Browse Economics

Bank for International Settlements: Fostering Monetary and Financial Stability

The Bank for International Settlements (BIS) is an international financial institution that promotes cooperation among central banks and other agencies in pursuit of monetary and financial stability. Established in 1930, the BIS coordinates global financial policy and serves as a hub for central bank cooperation.

Types

The BIS performs several key roles, including:

  • Trustee and Agent: Acting as a trustee and agent for international groups such as the OECD and IMF.
  • Central Bank Cooperation: Serving as a forum for cooperation between central banks.
  • Financial Research: Conducting research and analysis on global economic and financial stability.
  • Regulation Setting: Establishing capital adequacy standards and other banking regulations.

Governance and Structure

The BIS is governed by a Board of Directors comprised of central bank governors from its member countries. It serves as a bank for central banks, facilitating various forms of financial cooperation, including managing reserves and providing financial services.

Functions

  • Monetary and Financial Stability: BIS meetings provide a forum for central banks to discuss and coordinate monetary policy.
  • Research and Analysis: BIS publishes reports and research on global financial markets and economic conditions.
  • Banking Supervision: The BIS sets international banking regulations, such as the Basel III Accord.

Basel Accords

The Basel Accords are a set of international banking regulations formulated by the BIS’s Basel Committee on Banking Supervision. These include:

  • Basel I (1988): Focuses on credit risk and establishing minimum capital requirements.
  • Basel II (2004): Enhances the framework by adding regulations on operational risk.
  • Basel III (2010): Strengthens bank capital requirements and introduces new regulatory requirements on bank liquidity and leverage.

Mathematical Formulas/Models

The Basel III Accord introduces the following formula for the Capital Adequacy Ratio (CAR):

$$ \text{CAR} = \frac{\text{Tier 1 Capital + Tier 2 Capital}}{\text{Risk-Weighted Assets}} $$

Where:

Importance

The BIS is pivotal in enhancing global financial stability through its role in central bank cooperation, financial research, and regulation setting.
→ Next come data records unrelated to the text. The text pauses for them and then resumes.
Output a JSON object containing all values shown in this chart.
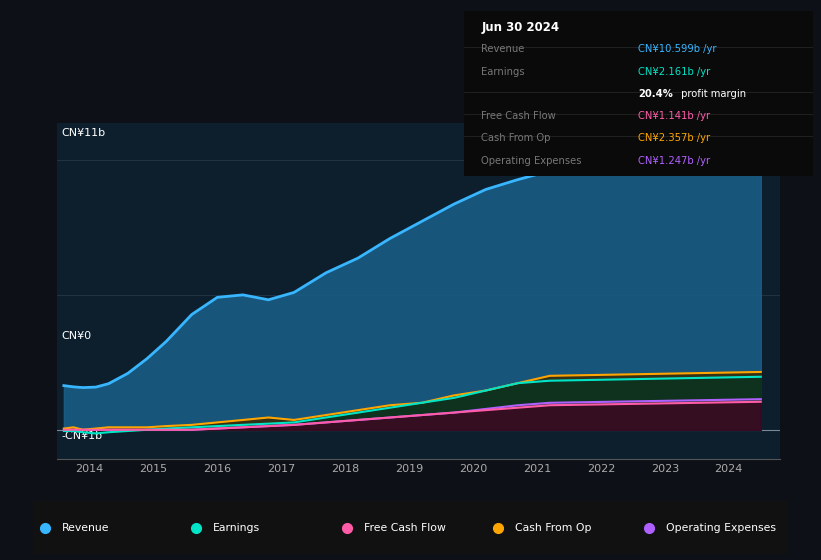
{
  "bg_color": "#0d1117",
  "chart_bg": "#0d1f2d",
  "legend": [
    {
      "label": "Revenue",
      "color": "#38b6ff"
    },
    {
      "label": "Earnings",
      "color": "#00e5c8"
    },
    {
      "label": "Free Cash Flow",
      "color": "#ff5ca8"
    },
    {
      "label": "Cash From Op",
      "color": "#ffa500"
    },
    {
      "label": "Operating Expenses",
      "color": "#b060ff"
    }
  ],
  "xmin": 2013.5,
  "xmax": 2024.8,
  "ymin": -1.2,
  "ymax": 12.5,
  "revenue": [
    1.8,
    1.75,
    1.72,
    1.74,
    1.88,
    2.3,
    2.9,
    3.6,
    4.7,
    5.4,
    5.5,
    5.3,
    5.6,
    6.4,
    7.0,
    7.8,
    8.5,
    9.2,
    9.8,
    10.2,
    10.55,
    10.599
  ],
  "earnings": [
    -0.05,
    -0.05,
    -0.1,
    -0.15,
    -0.1,
    -0.05,
    0.0,
    0.05,
    0.1,
    0.15,
    0.2,
    0.25,
    0.3,
    0.5,
    0.7,
    0.9,
    1.1,
    1.3,
    1.6,
    1.9,
    2.0,
    2.161
  ],
  "free_cash_flow": [
    0.0,
    0.0,
    0.0,
    0.0,
    0.0,
    0.0,
    0.0,
    0.0,
    0.0,
    0.05,
    0.1,
    0.15,
    0.2,
    0.3,
    0.4,
    0.5,
    0.6,
    0.7,
    0.8,
    0.9,
    1.0,
    1.141
  ],
  "cash_from_op": [
    0.05,
    0.1,
    0.0,
    0.05,
    0.1,
    0.1,
    0.1,
    0.15,
    0.2,
    0.3,
    0.4,
    0.5,
    0.4,
    0.6,
    0.8,
    1.0,
    1.1,
    1.4,
    1.6,
    1.9,
    2.2,
    2.357
  ],
  "operating_expenses": [
    0.0,
    0.0,
    0.0,
    0.0,
    0.0,
    0.0,
    0.0,
    0.0,
    0.0,
    0.05,
    0.1,
    0.15,
    0.2,
    0.3,
    0.4,
    0.5,
    0.6,
    0.7,
    0.85,
    1.0,
    1.1,
    1.247
  ],
  "x_years": [
    2013.6,
    2013.75,
    2013.9,
    2014.1,
    2014.3,
    2014.6,
    2014.9,
    2015.2,
    2015.6,
    2016.0,
    2016.4,
    2016.8,
    2017.2,
    2017.7,
    2018.2,
    2018.7,
    2019.2,
    2019.7,
    2020.2,
    2020.7,
    2021.2,
    2024.5
  ],
  "xticks": [
    2014,
    2015,
    2016,
    2017,
    2018,
    2019,
    2020,
    2021,
    2022,
    2023,
    2024
  ],
  "ylabel_top": "CN¥11b",
  "ylabel_zero": "CN¥0",
  "ylabel_neg": "-CN¥1b",
  "info_title": "Jun 30 2024",
  "info_rows": [
    {
      "label": "Revenue",
      "value": "CN¥10.599b /yr",
      "value_color": "#38b6ff",
      "bold_prefix": ""
    },
    {
      "label": "Earnings",
      "value": "CN¥2.161b /yr",
      "value_color": "#00e5c8",
      "bold_prefix": ""
    },
    {
      "label": "",
      "value": "20.4% profit margin",
      "value_color": "#ffffff",
      "bold_prefix": "20.4%"
    },
    {
      "label": "Free Cash Flow",
      "value": "CN¥1.141b /yr",
      "value_color": "#ff5ca8",
      "bold_prefix": ""
    },
    {
      "label": "Cash From Op",
      "value": "CN¥2.357b /yr",
      "value_color": "#ffa500",
      "bold_prefix": ""
    },
    {
      "label": "Operating Expenses",
      "value": "CN¥1.247b /yr",
      "value_color": "#b060ff",
      "bold_prefix": ""
    }
  ]
}
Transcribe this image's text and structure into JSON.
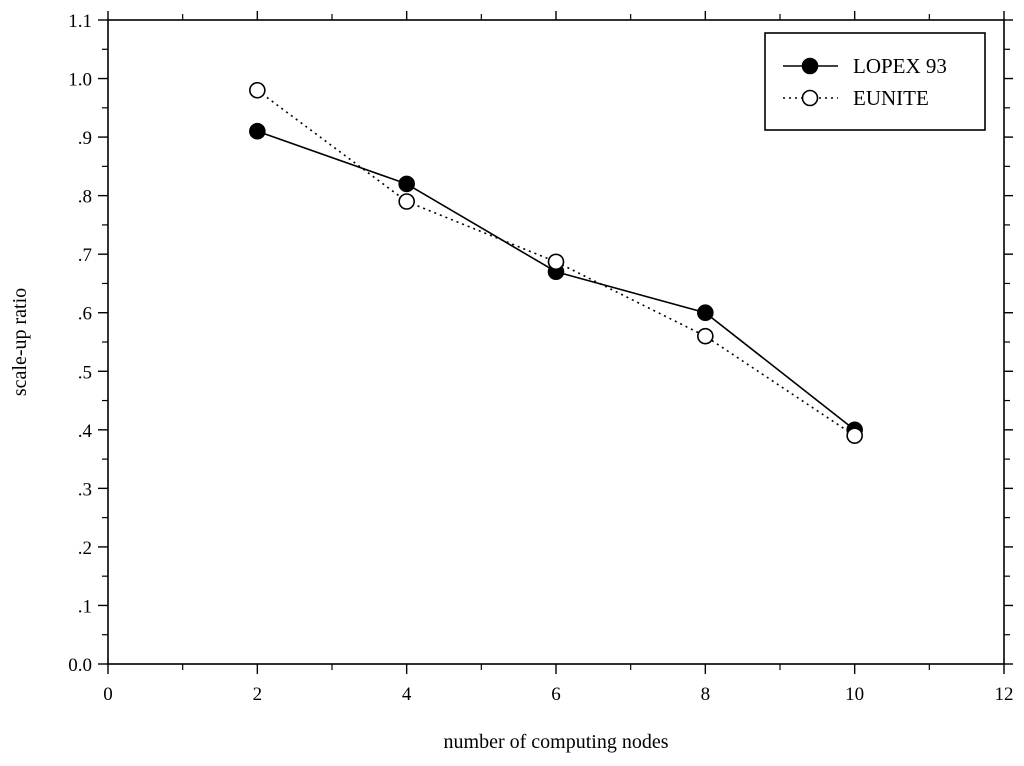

It ensures a coordinated global approach to monetary policy and financial regulation, which is crucial for managing economic crises.

  • Central Bank: A national bank that provides financial and banking services for its country’s government and commercial banking system.
  • International Monetary Fund (IMF): An international organization that aims to promote global monetary cooperation and financial stability.
  • Basel Accords: International banking regulations issued by the BIS’s Basel Committee on Banking Supervision.

BIS vs IMF

  • Focus: BIS focuses on central bank cooperation and financial stability, whereas the IMF focuses on economic policy and financial stability.
  • Members: BIS includes central banks, while IMF includes governments of member countries.

FAQs

What does the BIS do?

The BIS fosters cooperation among central banks, conducts financial research, and sets international banking regulations.

Why is the BIS important?

The BIS plays a crucial role in promoting global monetary and financial stability through coordination and regulation.

Who are the members of the BIS?

The BIS has 63 member central banks, including those from major economies like the USA, Japan, China, and European countries.